Monet’s private correspondences with friends reveal that the painter suffered from cataracts by the time he was in his sixties. Even though he had two surgeries to correct his condition, he struggled with color-blindness as he grew older and was almost completely blind by the end of his life. This debilitating condition led to aesthetic changes in Monet’s artwork that were largely unintentional.

Monet’s early paintings demonstrate a familiarity with the way that light touches the world and a great sensitivity to color. His works display a seamless combination of these two qualities resulting in crisp and delicate masterpieces. In them, Monet attends to details, yet he retains the sense of a fleeting moment.
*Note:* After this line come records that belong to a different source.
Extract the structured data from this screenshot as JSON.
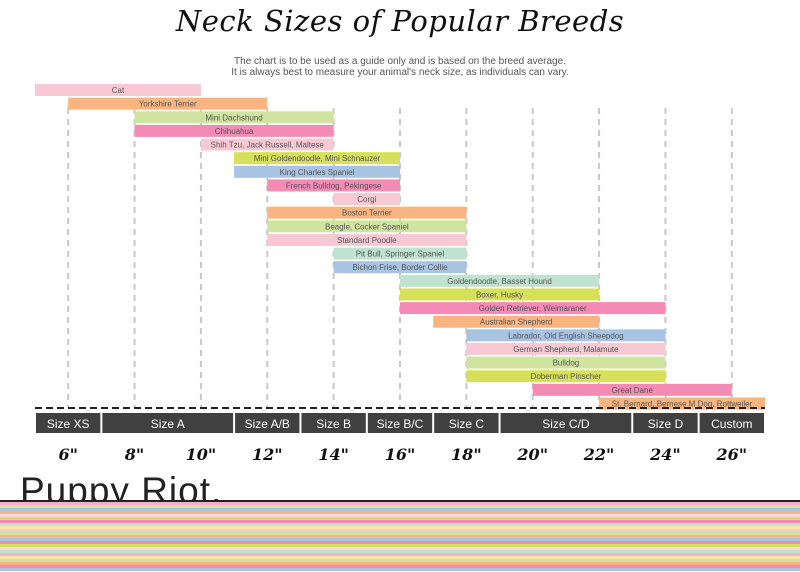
{
  "header": {
    "title": "Neck Sizes of Popular Breeds",
    "subtitle_line1": "The chart is to be used as a guide only and is based on the breed average.",
    "subtitle_line2": "It is always best to measure your animal's neck size, as individuals can vary."
  },
  "brand": {
    "name": "Puppy Riot."
  },
  "colors": {
    "pink_light": "#f8c8d4",
    "orange": "#f9b47f",
    "green": "#cfe59f",
    "pink": "#f38bb5",
    "yellow": "#d6e05a",
    "blue": "#a7c4e2",
    "mint": "#bfe3cf",
    "size_bar": "#404040"
  },
  "chart_data": {
    "type": "range-bar",
    "x_unit": "inches",
    "xlim": [
      5,
      27
    ],
    "x_ticks": [
      {
        "value": 6,
        "label": "6\""
      },
      {
        "value": 8,
        "label": "8\""
      },
      {
        "value": 10,
        "label": "10\""
      },
      {
        "value": 12,
        "label": "12\""
      },
      {
        "value": 14,
        "label": "14\""
      },
      {
        "value": 16,
        "label": "16\""
      },
      {
        "value": 18,
        "label": "18\""
      },
      {
        "value": 20,
        "label": "20\""
      },
      {
        "value": 22,
        "label": "22\""
      },
      {
        "value": 24,
        "label": "24\""
      },
      {
        "value": 26,
        "label": "26\""
      }
    ],
    "grid_lines": [
      6,
      8,
      10,
      12,
      14,
      16,
      18,
      20,
      22,
      24,
      26
    ],
    "sizes": [
      {
        "label": "Size XS",
        "start": 5,
        "end": 7
      },
      {
        "label": "Size A",
        "start": 7,
        "end": 11
      },
      {
        "label": "Size A/B",
        "start": 11,
        "end": 13
      },
      {
        "label": "Size B",
        "start": 13,
        "end": 15
      },
      {
        "label": "Size B/C",
        "start": 15,
        "end": 17
      },
      {
        "label": "Size C",
        "start": 17,
        "end": 19
      },
      {
        "label": "Size C/D",
        "start": 19,
        "end": 23
      },
      {
        "label": "Size D",
        "start": 23,
        "end": 25
      },
      {
        "label": "Custom",
        "start": 25,
        "end": 27
      }
    ],
    "breeds": [
      {
        "label": "Cat",
        "start": 5,
        "end": 10,
        "color": "pink_light"
      },
      {
        "label": "Yorkshire Terrier",
        "start": 6,
        "end": 12,
        "color": "orange"
      },
      {
        "label": "Mini Dachshund",
        "start": 8,
        "end": 14,
        "color": "green"
      },
      {
        "label": "Chihuahua",
        "start": 8,
        "end": 14,
        "color": "pink"
      },
      {
        "label": "Shih Tzu, Jack Russell, Maltese",
        "start": 10,
        "end": 14,
        "color": "pink_light"
      },
      {
        "label": "Mini Goldendoodle, Mini Schnauzer",
        "start": 11,
        "end": 16,
        "color": "yellow"
      },
      {
        "label": "King Charles Spaniel",
        "start": 11,
        "end": 16,
        "color": "blue"
      },
      {
        "label": "French Bulldog, Pekingese",
        "start": 12,
        "end": 16,
        "color": "pink"
      },
      {
        "label": "Corgi",
        "start": 14,
        "end": 16,
        "color": "pink_light"
      },
      {
        "label": "Boston Terrier",
        "start": 12,
        "end": 18,
        "color": "orange"
      },
      {
        "label": "Beagle, Cocker Spaniel",
        "start": 12,
        "end": 18,
        "color": "green"
      },
      {
        "label": "Standard Poodle",
        "start": 12,
        "end": 18,
        "color": "pink_light"
      },
      {
        "label": "Pit Bull, Springer Spaniel",
        "start": 14,
        "end": 18,
        "color": "mint"
      },
      {
        "label": "Bichon Frise, Border Collie",
        "start": 14,
        "end": 18,
        "color": "blue"
      },
      {
        "label": "Goldendoodle, Basset Hound",
        "start": 16,
        "end": 22,
        "color": "mint"
      },
      {
        "label": "Boxer, Husky",
        "start": 16,
        "end": 22,
        "color": "yellow"
      },
      {
        "label": "Golden Retriever, Weimaraner",
        "start": 16,
        "end": 24,
        "color": "pink"
      },
      {
        "label": "Australian Shepherd",
        "start": 17,
        "end": 22,
        "color": "orange"
      },
      {
        "label": "Labrador, Old English Sheepdog",
        "start": 18,
        "end": 24,
        "color": "blue"
      },
      {
        "label": "German Shepherd, Malamute",
        "start": 18,
        "end": 24,
        "color": "pink_light"
      },
      {
        "label": "Bulldog",
        "start": 18,
        "end": 24,
        "color": "green"
      },
      {
        "label": "Doberman Pinscher",
        "start": 18,
        "end": 24,
        "color": "yellow"
      },
      {
        "label": "Great Dane",
        "start": 20,
        "end": 26,
        "color": "pink"
      },
      {
        "label": "St. Bernard, Bernese M Dog, Rottweiler",
        "start": 22,
        "end": 27,
        "color": "orange"
      }
    ]
  },
  "stripe_colors": [
    "#222222",
    "#f7b0c8",
    "#cfe59f",
    "#a7c4e2",
    "#f9b47f",
    "#f8d9e0",
    "#d6e05a",
    "#f38bb5",
    "#bfe3cf",
    "#fbe4a6",
    "#f8c8d4",
    "#cfe59f",
    "#f9b47f",
    "#a7c4e2",
    "#f38bb5",
    "#d6e05a",
    "#f8d9e0",
    "#bfe3cf",
    "#f7b0c8",
    "#fbe4a6",
    "#cfe59f",
    "#f9b47f",
    "#f38bb5",
    "#a7c4e2"
  ]
}
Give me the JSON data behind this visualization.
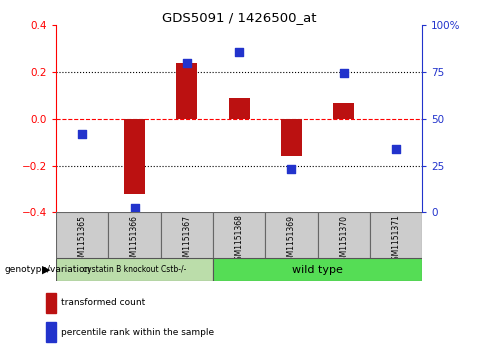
{
  "title": "GDS5091 / 1426500_at",
  "samples": [
    "GSM1151365",
    "GSM1151366",
    "GSM1151367",
    "GSM1151368",
    "GSM1151369",
    "GSM1151370",
    "GSM1151371"
  ],
  "red_bars": [
    0.0,
    -0.32,
    0.24,
    0.09,
    -0.16,
    0.07,
    0.0
  ],
  "blue_dots": [
    -0.065,
    -0.38,
    0.24,
    0.285,
    -0.215,
    0.195,
    -0.13
  ],
  "ylim_left": [
    -0.4,
    0.4
  ],
  "ylim_right": [
    0,
    100
  ],
  "yticks_left": [
    -0.4,
    -0.2,
    0.0,
    0.2,
    0.4
  ],
  "yticks_right": [
    0,
    25,
    50,
    75,
    100
  ],
  "ytick_labels_right": [
    "0",
    "25",
    "50",
    "75",
    "100%"
  ],
  "hlines": [
    -0.2,
    0.0,
    0.2
  ],
  "hline_colors": [
    "black",
    "red",
    "black"
  ],
  "hline_styles": [
    "dotted",
    "dashed",
    "dotted"
  ],
  "group1_label": "cystatin B knockout Cstb-/-",
  "group2_label": "wild type",
  "group1_count": 3,
  "group_label_title": "genotype/variation",
  "legend_red": "transformed count",
  "legend_blue": "percentile rank within the sample",
  "bar_color": "#bb1111",
  "dot_color": "#2233cc",
  "bar_width": 0.4,
  "dot_size": 28,
  "group1_color": "#bbddaa",
  "group2_color": "#55dd55",
  "sample_bg": "#cccccc",
  "background_color": "#ffffff"
}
Unlike his earlier works, Monet’s later paintings show an increasing tendency towards abstraction due to his difficulty seeing. The objects within his later paintings are less detailed; their edges blur with each other, colors change, and the source of light is less clear. These were results of his degenerative eye disease rather than deliberate stylistic decisions, which uniquely transformed his paintings.

The Impressionists wanted to depict the transient nature of life, and Monet’s beautifully blurred, later paintings unintentionally became the embodiment of Impressionist artwork to modern society.

UDAA is a school sponsored and student-run organization that was re-established in the spring of 2015. Once a strong organization among the art graduate students, it is now under new leadership and has shifted its purpose. It currently engages with the student body at large, regardless of major or class standing.

The organization’s purpose is to promote and encourage greater awareness of past and present visual culture. It seeks to stimulate conversation among the students about the world of fine art. It strives to share more opportunities to personally experience the creativity and genius of our own art department — and the richness that the Dallas-Fort Worth art community has to offer.

 In the past, UDAA has successfully carried out several initiatives. Among these initiatives were public art installations, juried exhibitions, on-campus treasure hunts, movie screenings with discussions and many more. Some of these initiatives will take place again this school year, while many new ones will be carried out.